Student loans are devastating for many consumers, and what student loan debt really means for graduates is commonly misunderstood. It’s not uncommon for graduates or former students to find themselves confused about what their loan debt means. It’s not affordable. It’s not quick to pay back, and it can prevent consumers from buying a home, obtaining a job, and even qualifying for a loan. Student loan debt is devastating, and many people find themselves turning to bankruptcy to erase their debts. Unfortunately, this doesn’t always work.
Bankruptcy Doesn’t Automatically Discharge Student Loan Debt
If someone is living with student loan debt and drowning financially, they might assume they can file for bankruptcy and handle their financial situation this way. Unfortunately, this is not the case. Federal student loans are government-backed loans that cannot be discharged in bankruptcy. Not all private student loans are discharged in bankruptcy, either.
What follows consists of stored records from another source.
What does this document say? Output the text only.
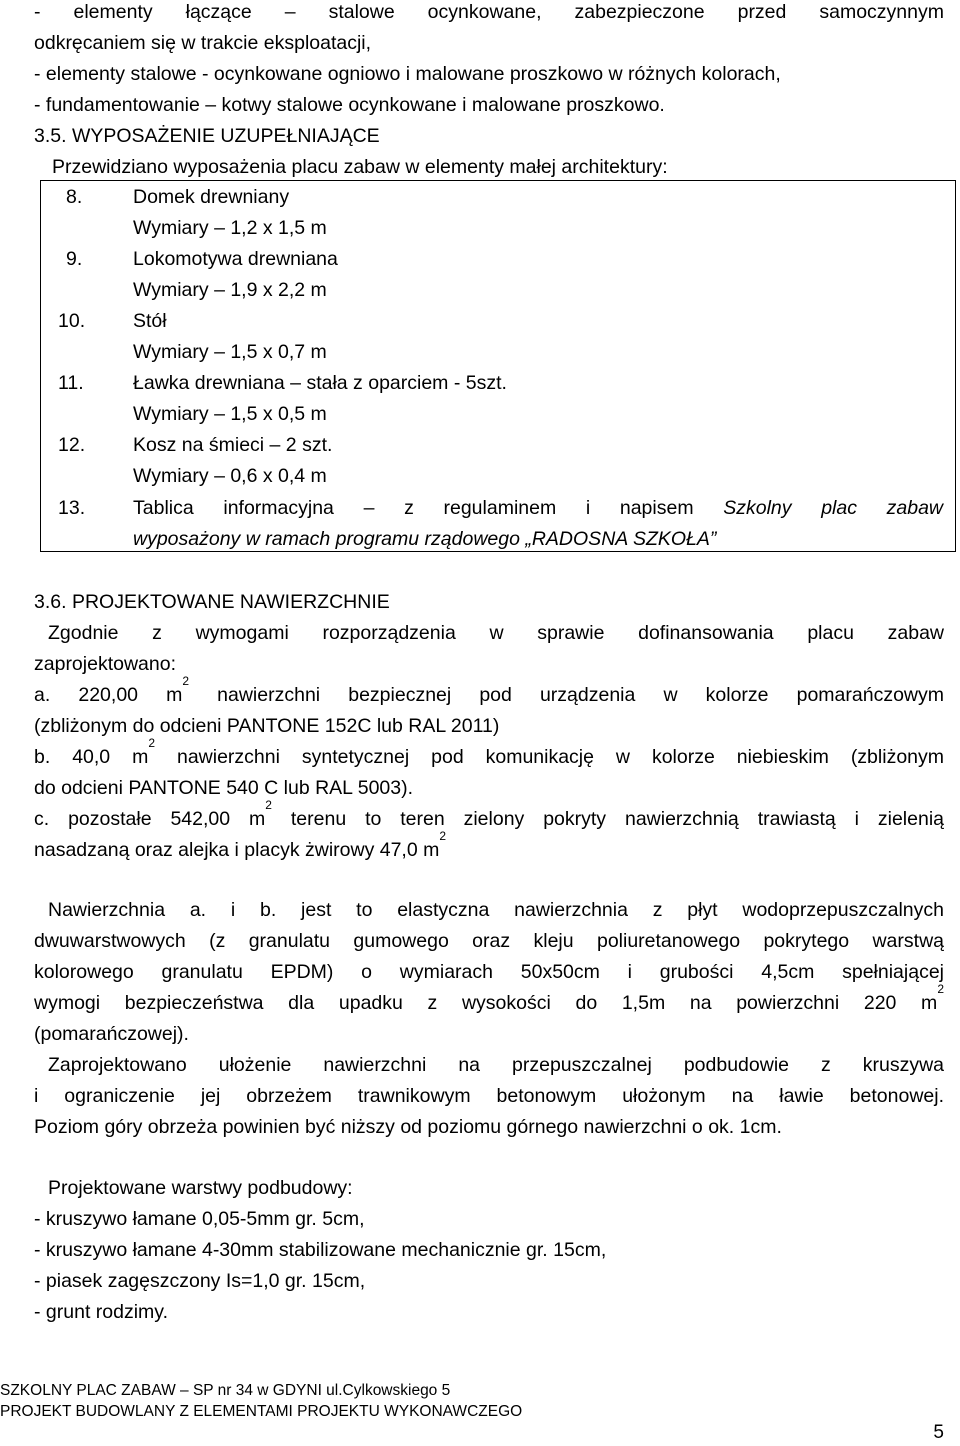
- elementy łączące – stalowe ocynkowane, zabezpieczone przed samoczynnym
odkręcaniem się w trakcie eksploatacji,
- elementy stalowe - ocynkowane ogniowo i malowane proszkowo w różnych kolorach,
- fundamentowanie – kotwy stalowe ocynkowane i malowane proszkowo.
3.5. WYPOSAŻENIE UZUPEŁNIAJĄCE
Przewidziano wyposażenia placu zabaw w elementy małej architektury:
8.	Domek drewniany
Wymiary – 1,2 x 1,5 m
9.	Lokomotywa drewniana
Wymiary – 1,9 x 2,2 m
10.	Stół
Wymiary – 1,5 x 0,7 m
11.	Ławka drewniana – stała z oparciem - 5szt.
Wymiary – 1,5 x 0,5 m
12.	Kosz na śmieci – 2 szt.
Wymiary – 0,6 x 0,4 m
13.	Tablica informacyjna – z regulaminem i napisem Szkolny plac zabaw
wyposażony w ramach programu rządowego „RADOSNA SZKOŁA”
3.6. PROJEKTOWANE NAWIERZCHNIE
Zgodnie z wymogami rozporządzenia w sprawie dofinansowania placu zabaw
zaprojektowano:
a. 220,00 $m^2$ nawierzchni bezpiecznej pod urządzenia w kolorze pomarańczowym
(zbliżonym do odcieni PANTONE 152C lub RAL 2011)
b. 40,0 $m^2$ nawierzchni syntetycznej pod komunikację w kolorze niebieskim (zbliżonym
do odcieni PANTONE 540 C lub RAL 5003).
c. pozostałe 542,00 $m^2$ terenu to teren zielony pokryty nawierzchnią trawiastą i zielenią
nasadzaną oraz alejka i placyk żwirowy 47,0 $m^2$
Nawierzchnia a. i b. jest to elastyczna nawierzchnia z płyt wodoprzepuszczalnych
dwuwarstwowych (z granulatu gumowego oraz kleju poliuretanowego pokrytego warstwą
kolorowego granulatu EPDM) o wymiarach 50x50cm i grubości 4,5cm spełniającej
wymogi bezpieczeństwa dla upadku z wysokości do 1,5m na powierzchni 220 $m^2$
(pomarańczowej).
Zaprojektowano ułożenie nawierzchni na przepuszczalnej podbudowie z kruszywa
i ograniczenie jej obrzeżem trawnikowym betonowym ułożonym na ławie betonowej.
Poziom góry obrzeża powinien być niższy od poziomu górnego nawierzchni o ok. 1cm.
Projektowane warstwy podbudowy:
- kruszywo łamane 0,05-5mm gr. 5cm,
- kruszywo łamane 4-30mm stabilizowane mechanicznie gr. 15cm,
- piasek zagęszczony Is=1,0 gr. 15cm,
- grunt rodzimy.
SZKOLNY PLAC ZABAW – SP nr 34 w GDYNI ul.Cylkowskiego 5
PROJEKT BUDOWLANY Z ELEMENTAMI PROJEKTU WYKONAWCZEGO
5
It’s a personal situation for every consumer. Sometimes a debt can be discharged. It depends on the individual case of each person filing for bankruptcy. While it’s easier to discharge debts such as credit cards and other loans, student loans are a different story. They’re not easily dismissed, and sometimes consumers find there are other, easier, and more affordable ways to save money on their student loan debts.
Statute of Limitations
If the student loans a consumer carries are private, each state has a statute of limitations on how long a creditor can try to collect the loans. The laws are different in each state, and that means sometimes the statute of limitations ends sooner in one state than in another. What does this mean? This means a creditor holding a private student loan can try to collect the loan amount once you default on payments. If the creditor allows a collection agency to buy the loan, they can sue.
For example, a person who lives in a state with a five-year Statute of Limitations has a student loan they stopped making payments on in 2011. A creditor sues them in 2017. The consumer can fight this because the loan is too old to collect on according to the statute of limitations. The loan can be completely dismissed, removed from a credit report, and erased if the consumer fights back after a lawsuit is filed. It’s cheaper, faster, and more efficient than bankruptcy.
Bankruptcy is an option for people who have debt, but it’s not always worthwhile if a consumer’s only debt is student loan debt. If a person has ample debt otherwise, it can be erased with bankruptcy and that makes it more of a bonus. Since student loan debt is so hard to erase in bankruptcy, consumers might find it’s not worth their time to do this and pursue other legal avenues instead. Consumers should speak to an attorney to discuss their options regarding bankruptcy before they make a final decision. It’s helpful to know what can be discharged, what can’t, and how to proceed.